Lo primero que me llama la atención de la flamante ópera prima de Joe Cornish, es lo premonitoria que resulta con respecto a los violentos sucesos que sacudieran varios puntos del Reino Unido en el verano de este mismo año. Si en un principio todo hacía pensar que el gobierno británico había esparcido el virus tóxico de “28 Days Later”, quizás debamos considerar la posibilidad de que todo hubiera sido una invasión extraterrestre que finalmente haya sido contenida por la población civil, tal y como sucede en “Attack the Block”.

Quizás mi comentario les parezca una broma más o menos acertada, pero sí podemos encontrar en la película, disfrazado en interesantes equívocos, una fuerte crítica social, tanto a las políticas de educación que descuidan la integración y el cuidado de los hijos más desfavorecidos de la Gran Bretaña, como de aquellos individuos que hacen de la violencia su estandarte. Y todo esto con grandes dosis de acción y de humor que hacen de “Attack the Block” un filme excepcional y tremendamente divertido.

Los actos tienen sus consecuencias

Otra de los puntos que me llaman la atención es que Joe Cornish no necesita de un gran presupuesto, ni de elaborados efectos especiales para perpetrar esta genial invasión extraterrestre. Pareciera que hubiera una declaración de principios escondida en las alusiones, no sólo al cine de los grandes estudios de Hollywood, sino contra toda la cultura estadounidense, que metafóricamente, se revela como la auténtica invasora, tómese como ejemplo las alusiones al FBI. Desde mi punto de vista, el enfrentamiento contra el primer extraterrestre sería una clara alusión a “E.T.: the Extra-Terrestrial”, en la que parecieran querer decir que si los estadounidenses siempre parecen quedarse paralizados ante una invasión extraterrestre, los ingleses actúan con rapidez y contundencia.

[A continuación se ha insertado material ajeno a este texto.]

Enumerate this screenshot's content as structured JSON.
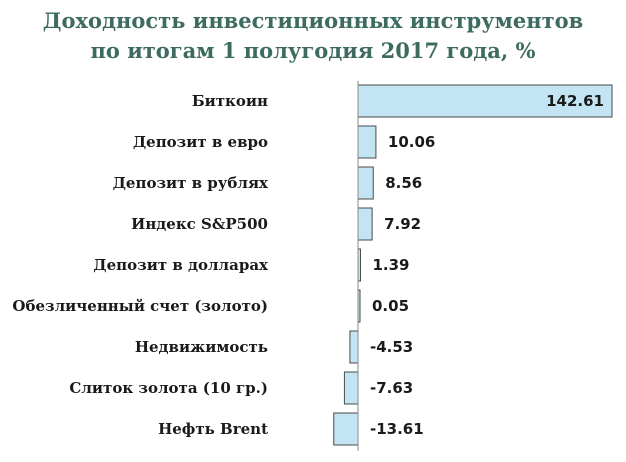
{
  "chart_data": {
    "type": "bar",
    "orientation": "horizontal",
    "title": "Доходность инвестиционных инструментов по итогам 1 полугодия 2017 года, %",
    "title_lines": [
      "Доходность инвестиционных инструментов",
      "по итогам 1 полугодия 2017 года, %"
    ],
    "categories": [
      "Биткоин",
      "Депозит в евро",
      "Депозит в рублях",
      "Индекс S&P500",
      "Депозит в долларах",
      "Обезличенный счет (золото)",
      "Недвижимость",
      "Слиток золота (10 гр.)",
      "Нефть Brent"
    ],
    "values": [
      142.61,
      10.06,
      8.56,
      7.92,
      1.39,
      0.05,
      -4.53,
      -7.63,
      -13.61
    ],
    "value_labels": [
      "142.61",
      "10.06",
      "8.56",
      "7.92",
      "1.39",
      "0.05",
      "-4.53",
      "-7.63",
      "-13.61"
    ],
    "xlim": [
      -16,
      145
    ],
    "grid": false,
    "legend": "none",
    "xlabel": "",
    "ylabel": "",
    "colors": {
      "bar_fill": "#c3e5f3",
      "bar_stroke": "#4a4a4a",
      "axis": "#8a8a8a",
      "title": "#3d6b5f"
    }
  }
}
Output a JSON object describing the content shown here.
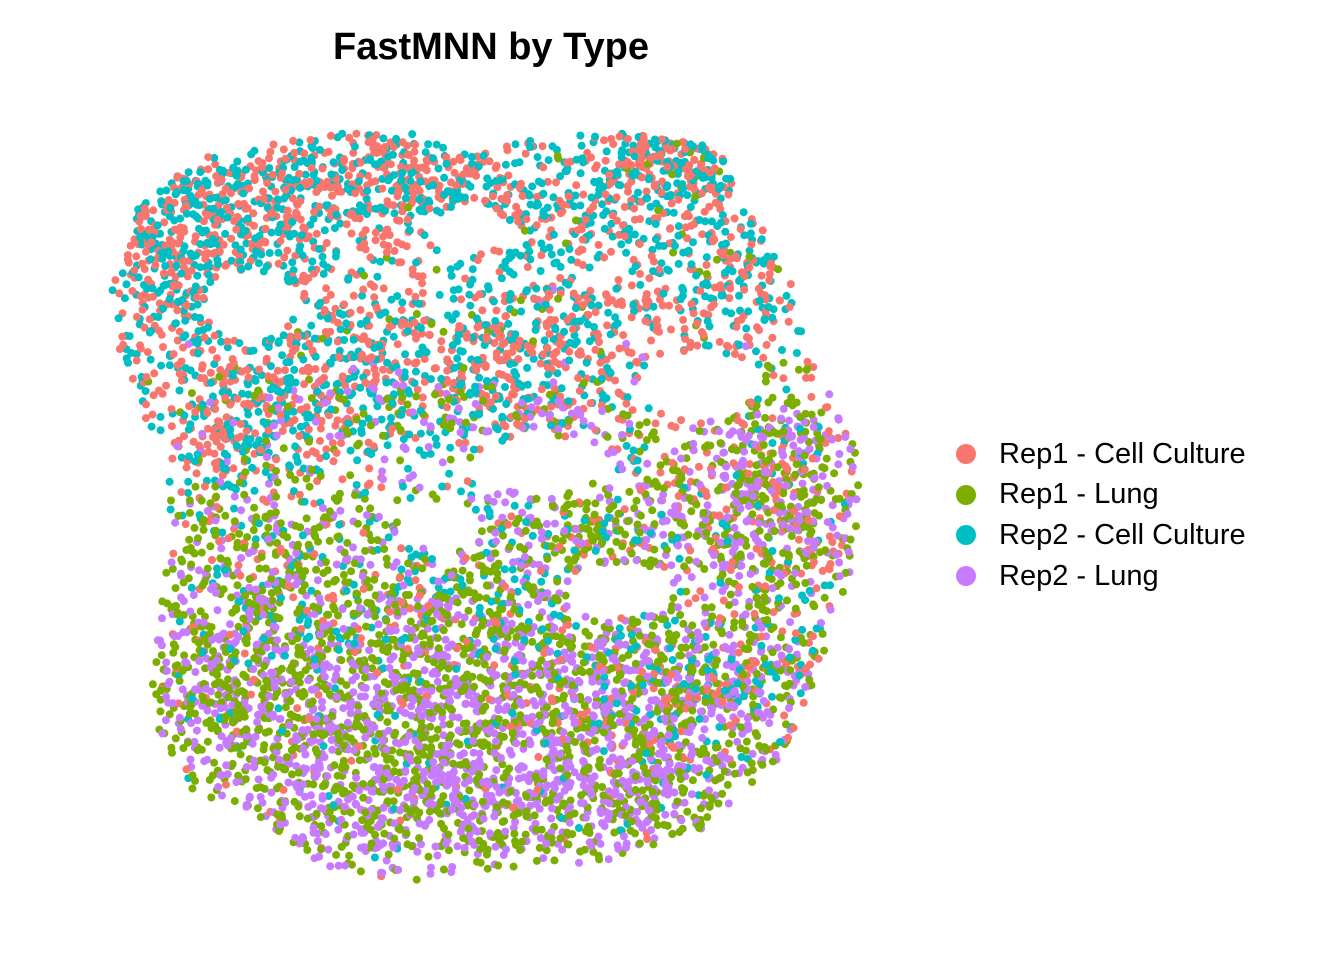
{
  "chart_data": {
    "type": "scatter",
    "title": "FastMNN by Type",
    "xlabel": "",
    "ylabel": "",
    "axes_visible": false,
    "grid": false,
    "legend_position": "right",
    "series": [
      {
        "name": "Rep1 - Cell Culture",
        "color": "#F8766D"
      },
      {
        "name": "Rep1 - Lung",
        "color": "#7CAE00"
      },
      {
        "name": "Rep2 - Cell Culture",
        "color": "#00BFC4"
      },
      {
        "name": "Rep2 - Lung",
        "color": "#C77CFF"
      }
    ]
  }
}
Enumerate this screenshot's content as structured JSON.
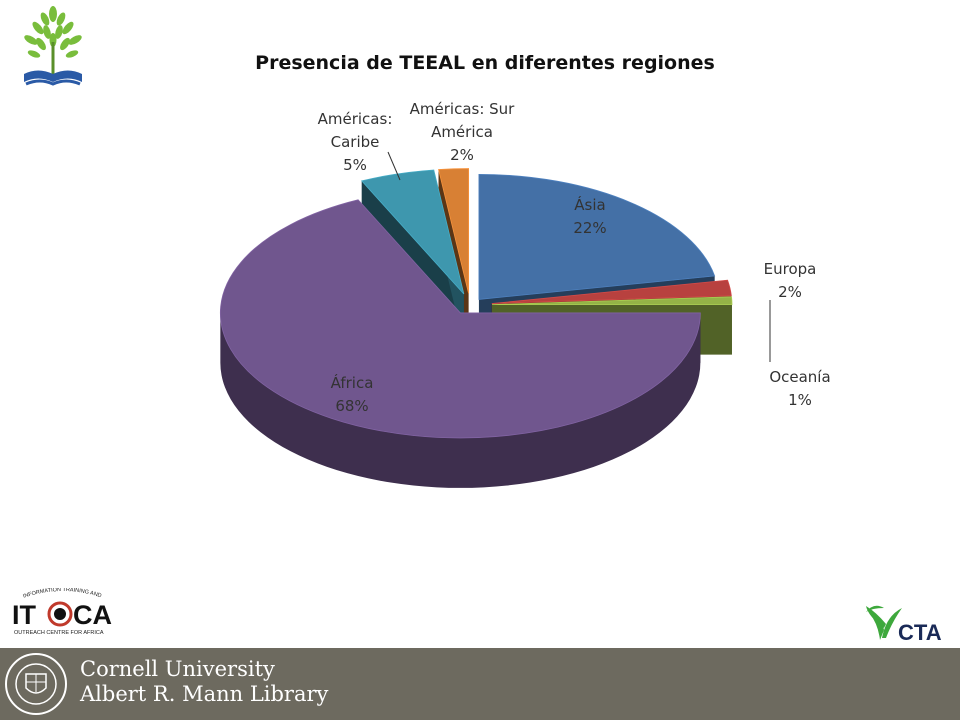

El equívoco forma también parte del desarrollo de toda la trama pues si en un principio se nos presenta al grupo protagonista como unos delincuentes -que lo son-, progresivamente les iremos descubriendo como simples adolescentes que pertenecen al estrato más desfavorecido de la sociedad, a la que se incorporan partiendo de núcleos familiares desestructurados. En el otro lado estaría Sam (Jodie Whittaker), la joven enfermera que tiene un novio colaborando con la Cruz Roja en África, como si en el Reino Unido no hiciera falta ayudar a tus vecinos. Con qué sencillez y acierto queda desarticulada la caridad hipócrita de los occidentales en una sola frase de la película.

¿Porqué no ayuda a los niños británicos? (…) ¿No tienen el bronceado suficiente?

Aunque pudiera parecer que la presencia de Nick Frost en el reparto podría robar el protagonismo de la pandilla juvenil -su reflexión sobre el origen del ser extraterrestre no tiene desperdicio alguno-, lo cierto es que el grupo de jóvenes actores se las vale por sí mismos para capturar la atención del espectador, particularmente John Boyega, que se desenvuelve a la perfección en su primer papel cinematográfico. Merece la pena resaltar el divertido trabajo de Luke Treadaway como el blanquito que pretende jugar a ser chico malo.

Tal vez hubo una fiesta en el zoo y un mono se folló a un pez

Por último resaltar la notable calidad del guión de la película que sabe proporcionar esa contundente crítica social con sutilidad, a la vez que resuelve con sencillez y efectividad los giros de guión que hacen avanzar el desarrollo de la trama principal. Sin duda habría que estar atentos a los próximos proyectos de Joe Cornish que le han llevado a involucrarse en los guiones de “The Aventures of Tintin”, para Steven Spielberg, y “Ant-Man”, que será la próxima película como director de Edgar Wright.